Queste famiglie si ritrovano durante l’anno a livello regionale per
incontri formativi e scambi di esperienze, che li aiutano a confrontarsi
e a crescere come genitori adottivi. Il giorno dell’Epifania invece si
incontrano per un grande momento di festa con tutti i bambini adottati.
Un’esperienza che si ripete da molti anni e che all'inizio del 2012 si è
svolta a Roma presso una grande scuola Salesiana dove si sono radunate
circa 400 persone tra genitori e bambini. Quest’ultimi, in particolare,
erano pieni di vita e lieti di potersi incontrare, giacché molti di loro
hanno vissuto per mesi o anni nello stesso Istituto a Calcutta in
attesa di adozione.
Molti di questi bambini se non avessero trovato una famiglia che li ha
accolti e adottati sarebbero certamente finiti nelle maglie della
criminalità organizzata per essere usati per ogni tipo di sfruttamento,
specie per guadagni illeciti, distruggendo così le loro potenzialità e
impedendoli di affermarsi nella vita e diventare protagonisti del loro
futuro.
Quest’anno il tema dell’incontro è stato: “L’accoglienza dell’altro”.
Trovandomi di fronte a una simile assemblea di genitori che, attraverso
l’adozione di bambini stranieri hanno dato un senso nuovo alla loro vita
di coppia, non è stato difficile condividere una riflessione sulla
ricchezza e la bellezza dell’accoglienza dell’altro, del diverso, del
bambino indifeso, gracile e bisognoso di affetto e di speranza, pur
nelle difficoltà quotidiane che certamente non mancano.
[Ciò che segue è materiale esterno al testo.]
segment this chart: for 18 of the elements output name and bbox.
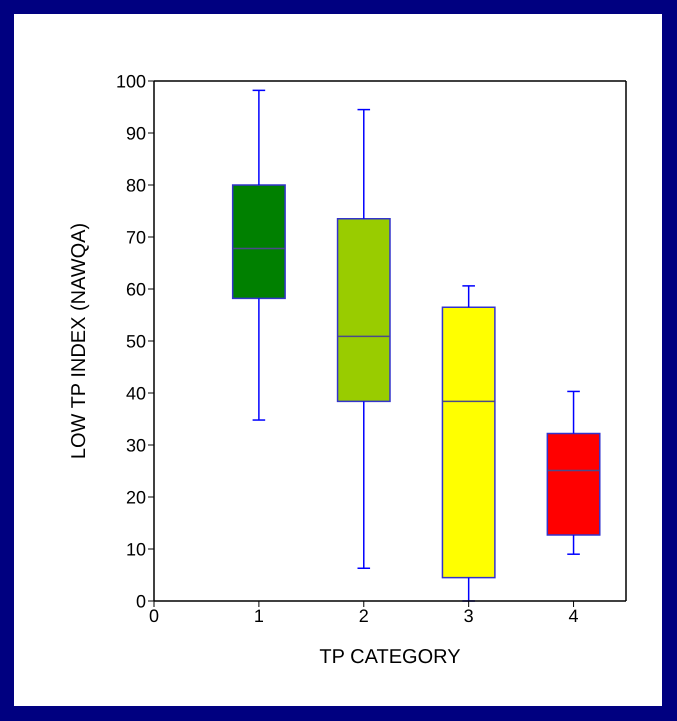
y-tick-label: 0 bbox=[136, 591, 146, 612]
x-tick-label: 3 bbox=[464, 606, 474, 626]
y-tick-label: 80 bbox=[126, 175, 146, 196]
x-tick-label: 4 bbox=[568, 606, 579, 626]
y-tick-label: 40 bbox=[126, 383, 146, 404]
y-tick-label: 50 bbox=[126, 331, 146, 352]
y-tick-label: 20 bbox=[126, 487, 146, 508]
x-axis-title: TP CATEGORY bbox=[319, 646, 461, 668]
y-tick-label: 10 bbox=[126, 539, 146, 560]
y-axis-title: LOW TP INDEX (NAWQA) bbox=[68, 222, 90, 460]
y-tick-label: 70 bbox=[126, 227, 146, 248]
x-tick-label: 0 bbox=[148, 606, 160, 626]
y-tick-label: 30 bbox=[126, 435, 146, 456]
y-tick-label: 90 bbox=[126, 123, 146, 144]
y-tick-label: 60 bbox=[126, 279, 146, 300]
y-tick-label: 100 bbox=[116, 71, 146, 92]
x-tick-label: 1 bbox=[254, 606, 264, 626]
x-tick-label: 2 bbox=[358, 606, 369, 626]
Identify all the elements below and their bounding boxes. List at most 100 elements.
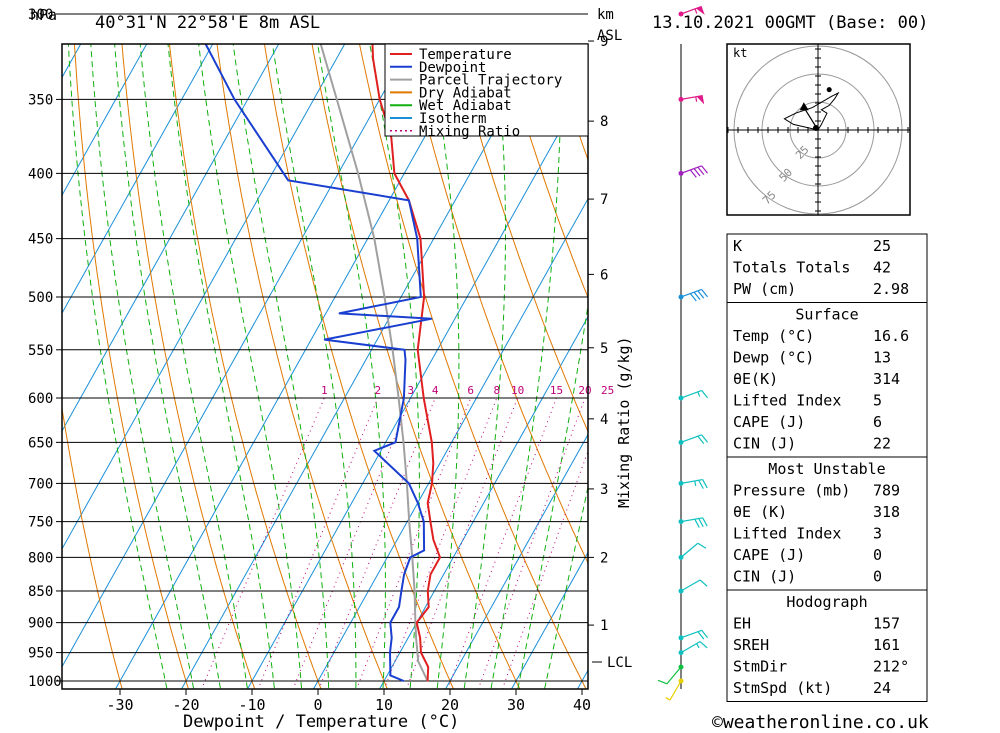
data-point: [394, 441, 397, 443]
wind-barb: [678, 641, 708, 656]
mixing-ratio-label: 20: [578, 384, 591, 397]
wind-barb-full: [693, 168, 701, 177]
dry-adiabat-line: [62, 405, 123, 689]
mixing-ratio-label: 10: [511, 384, 524, 397]
data-point: [390, 137, 392, 139]
index-label: K: [733, 237, 742, 255]
pressure-tick-label: 950: [28, 646, 53, 662]
pressure-tick-label: 750: [28, 515, 53, 531]
pressure-tick-label: 650: [28, 435, 53, 451]
km-label: km: [597, 7, 614, 23]
data-point: [398, 397, 400, 399]
isobars: [62, 13, 588, 682]
wind-barb-staff: [669, 680, 682, 701]
wet-adiabat-line: [317, 44, 386, 689]
data-point: [408, 482, 410, 484]
pressure-tick-label: 500: [28, 290, 53, 306]
data-point: [392, 349, 394, 351]
index-value: 314: [873, 370, 900, 388]
data-point: [373, 450, 375, 452]
wet-adiabat-line: [429, 44, 460, 689]
data-point: [408, 521, 410, 523]
data-point: [429, 573, 432, 576]
index-value: 42: [873, 259, 891, 277]
pressure-tick-label: 600: [28, 391, 53, 407]
dry-adiabat-line: [454, 44, 588, 433]
pressure-tick-label: 400: [28, 166, 53, 182]
legend-label: Temperature: [419, 47, 512, 63]
mixing-ratio-line: [201, 397, 325, 689]
height-tick-label: 3: [600, 482, 608, 498]
wind-barb-half: [665, 697, 671, 701]
plot-frame: [61, 43, 589, 690]
wind-barb-half: [694, 8, 698, 14]
index-value: 13: [873, 349, 891, 367]
wind-barb-staff: [680, 5, 702, 15]
index-value: 5: [873, 392, 882, 410]
wind-barb-staff: [680, 165, 702, 174]
temp-tick-label: 20: [441, 696, 459, 714]
index-label: CIN (J): [733, 568, 796, 586]
wind-barb-full: [689, 169, 697, 178]
wind-barb-half: [697, 391, 701, 397]
pressure-tick-label: 450: [28, 232, 53, 248]
wet-adiabat-line: [517, 302, 588, 689]
wind-barb-staff: [680, 434, 702, 443]
wet-adiabat-line: [167, 44, 275, 689]
index-value: 25: [873, 237, 891, 255]
hodograph-top-point: [826, 87, 832, 93]
height-tick-label: 2: [600, 550, 608, 566]
legend-label: Dewpoint: [419, 60, 486, 76]
isotherm-line: [62, 44, 214, 315]
data-point: [432, 539, 434, 541]
data-point: [336, 98, 338, 100]
wind-barb-full: [698, 479, 704, 489]
index-label: Dewp (°C): [733, 349, 814, 367]
wet-adiabat-line: [369, 44, 420, 689]
height-tick-label: 6: [600, 267, 608, 283]
wind-barb-full: [701, 289, 709, 298]
mixing-ratio-line: [477, 397, 586, 689]
legend-label: Wet Adiabat: [419, 98, 512, 114]
data-point: [372, 57, 374, 59]
wind-barb-staff: [680, 629, 702, 639]
dry-adiabat-line: [73, 44, 189, 689]
wind-barb: [678, 478, 708, 489]
index-label: Pressure (mb): [733, 482, 850, 500]
dry-adiabat-line: [988, 0, 1000, 708]
data-point: [233, 98, 236, 100]
mixing-ratio-label: 15: [550, 384, 563, 397]
hodograph-table-title: Hodograph: [786, 593, 867, 611]
data-point: [417, 349, 419, 351]
profiles: [204, 44, 442, 682]
wind-barb-full: [693, 291, 701, 301]
height-tick-label: 7: [600, 192, 608, 208]
surface-table-title: Surface: [795, 306, 858, 324]
mixing-ratio-label: 2: [374, 384, 381, 397]
wind-barb-staff: [666, 666, 682, 685]
index-label: CAPE (J): [733, 546, 805, 564]
data-point: [379, 98, 381, 100]
index-label: StmDir: [733, 658, 787, 676]
wind-barb-full: [699, 579, 708, 587]
dry-adiabat-line: [121, 44, 256, 689]
wind-barb-full: [698, 518, 704, 528]
temp-tick-label: 40: [573, 696, 591, 714]
wet-adiabat-line: [67, 44, 168, 689]
asl-label: ASL: [597, 28, 622, 44]
wind-barb: [678, 517, 708, 528]
data-point: [403, 680, 405, 682]
index-label: Totals Totals: [733, 259, 850, 277]
dry-adiabat-line: [359, 44, 587, 689]
hodograph-table-box: [726, 589, 928, 702]
wind-barb: [678, 542, 707, 560]
dry-adiabat-line: [942, 0, 1000, 708]
wet-adiabat-line: [463, 44, 506, 689]
data-point: [402, 441, 405, 443]
storm-motion-vector: [803, 106, 819, 131]
data-point: [409, 556, 411, 559]
isotherm-line: [62, 44, 280, 433]
index-value: 16.6: [873, 327, 909, 345]
data-point: [338, 312, 340, 314]
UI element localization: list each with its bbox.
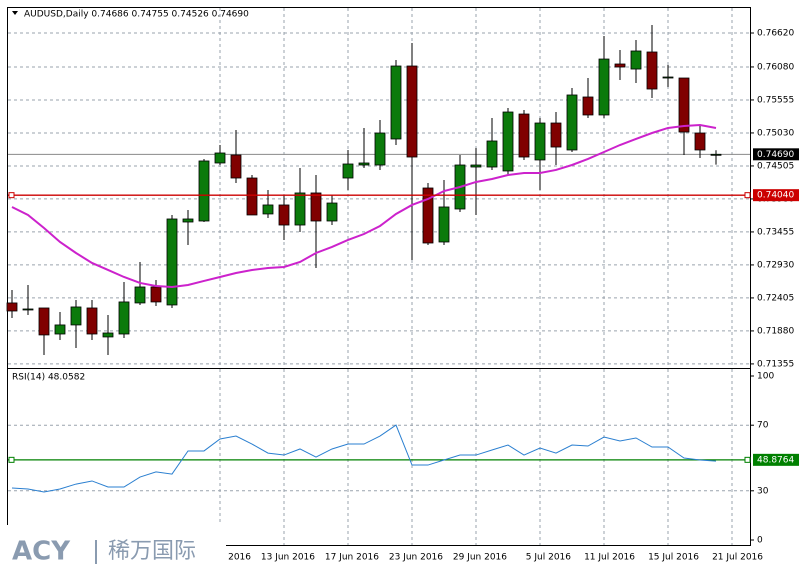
candle-body [166,218,178,306]
current-price-value: 0.74690 [757,150,794,160]
support-level-box [753,189,799,202]
candle-body [310,192,322,222]
candle-body [246,177,258,216]
candle-body [182,218,194,223]
x-tick-label: 23 Jun 2016 [389,553,443,563]
y-tick-label: 0.76080 [757,62,794,72]
candle-body [662,76,674,79]
current-price-box [753,148,799,161]
candle-body [646,51,658,90]
candle-body [134,286,146,304]
candle-body [678,77,690,133]
watermark-name: 稀万国际 [108,539,196,564]
candle-body [6,302,18,312]
rsi-label: RSI(14) 48.0582 [12,373,85,383]
candle-body [582,96,594,116]
y-tick-label: 0.71355 [757,359,794,369]
rsi-level-handle [8,456,15,463]
menu-arrow [12,11,18,15]
candle-body [262,204,274,215]
candle-body [326,202,338,222]
candle-body [502,111,514,172]
candle-body [566,94,578,151]
y-tick-label: 0.75030 [757,128,794,138]
x-tick-label: 11 Jul 2016 [584,553,635,563]
watermark-brand: ACY [12,537,71,567]
rsi-line [11,424,717,493]
candle-body [342,163,354,179]
y-tick-label: 0.73455 [757,227,794,237]
candle-body [710,153,722,156]
candle-body [694,132,706,151]
x-tick-label: 29 Jun 2016 [453,553,507,563]
x-tick-label: 13 Jun 2016 [261,553,315,563]
candle-body [150,286,162,303]
y-tick-label: 0.74505 [757,161,794,171]
candle-body [374,132,386,166]
rsi-tick-label: 70 [757,421,769,431]
candle-body [230,154,242,179]
layer: 2016 13 Jun 2016 17 Jun 2016 23 Jun 2016 29 … [6,8,799,563]
candle-body [358,162,370,166]
candle-body [102,332,114,338]
candle-body [86,307,98,335]
candle-body [614,63,626,68]
moving-average [11,124,717,288]
candle-body [598,58,610,116]
x-tick-label: 17 Jun 2016 [325,553,379,563]
plot-frame [7,7,751,546]
rsi-level-value: 48.8764 [757,455,794,465]
candle-body [278,204,290,226]
rsi-tick-label: 0 [757,536,763,546]
support-level-handle [744,192,751,199]
candle-body [390,65,402,140]
x-tick-label: 15 Jul 2016 [648,553,699,563]
support-level-handle [8,192,15,199]
candle-body [518,113,530,158]
y-tick-label: 0.72405 [757,293,794,303]
x-tick-label: 21 Jul 2016 [712,553,763,563]
y-tick-label: 0.75555 [757,95,794,105]
x-tick-label: 5 Jul 2016 [526,553,571,563]
candle-body [38,307,50,336]
candle-body [550,122,562,148]
candle-body [294,192,306,226]
candle-body [438,206,450,243]
y-tick-label: 0.72930 [757,260,794,270]
candle-body [406,65,418,158]
rsi-level-box [753,453,799,466]
y-tick-label: 0.71880 [757,326,794,336]
candle-body [54,324,66,335]
candle-body [22,308,34,311]
candle-body [118,301,130,335]
chart-title: AUDUSD,Daily 0.74686 0.74755 0.74526 0.7… [24,10,249,20]
rsi-tick-label: 100 [757,372,774,382]
candle-body [470,164,482,168]
candle-body [534,122,546,161]
candle-body [198,160,210,222]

Ho incontrato coppie con quattro bambini adottati, altre con tre, altre
ancora che, dopo averne adottato uno, hanno già fatto la richiesta di
un’altra adozione, nonostante le difficoltà finanziarie che molte
famiglie stanno vivendo.
Queste coppie hanno invece sperimentato la gioia dell’accoglienza che
offre non tanto cose materiali bensì l’apertura del cuore, attraverso
l’attenzione, la disponibilità di tempo più che di beni di consumo,
consapevoli che i figli hanno bisogno di relazioni umane fatte di
affetto e di fiducia, di attenzione e di disponibilità, di accoglienza
vera, soprattutto senza essere usati come oggetti da possedere per
soddisfare le proprie esigenze di compensazioni affettive.
Questo favorisce la costruzione di un’umanità nuova, dove davvero ci
riconosciamo tutti figli dello stesso Padre, senza pregiudizi o
discriminazioni. L’accoglienza è un grande dono reciproco, giacché
nell’accoglienza dell’altro, del diverso, dello straniero c’è lo scambio
del dono, della gratuità, dell’interesse e del vero bene, che poi
diventa bene di tutta la famiglia e della comunità.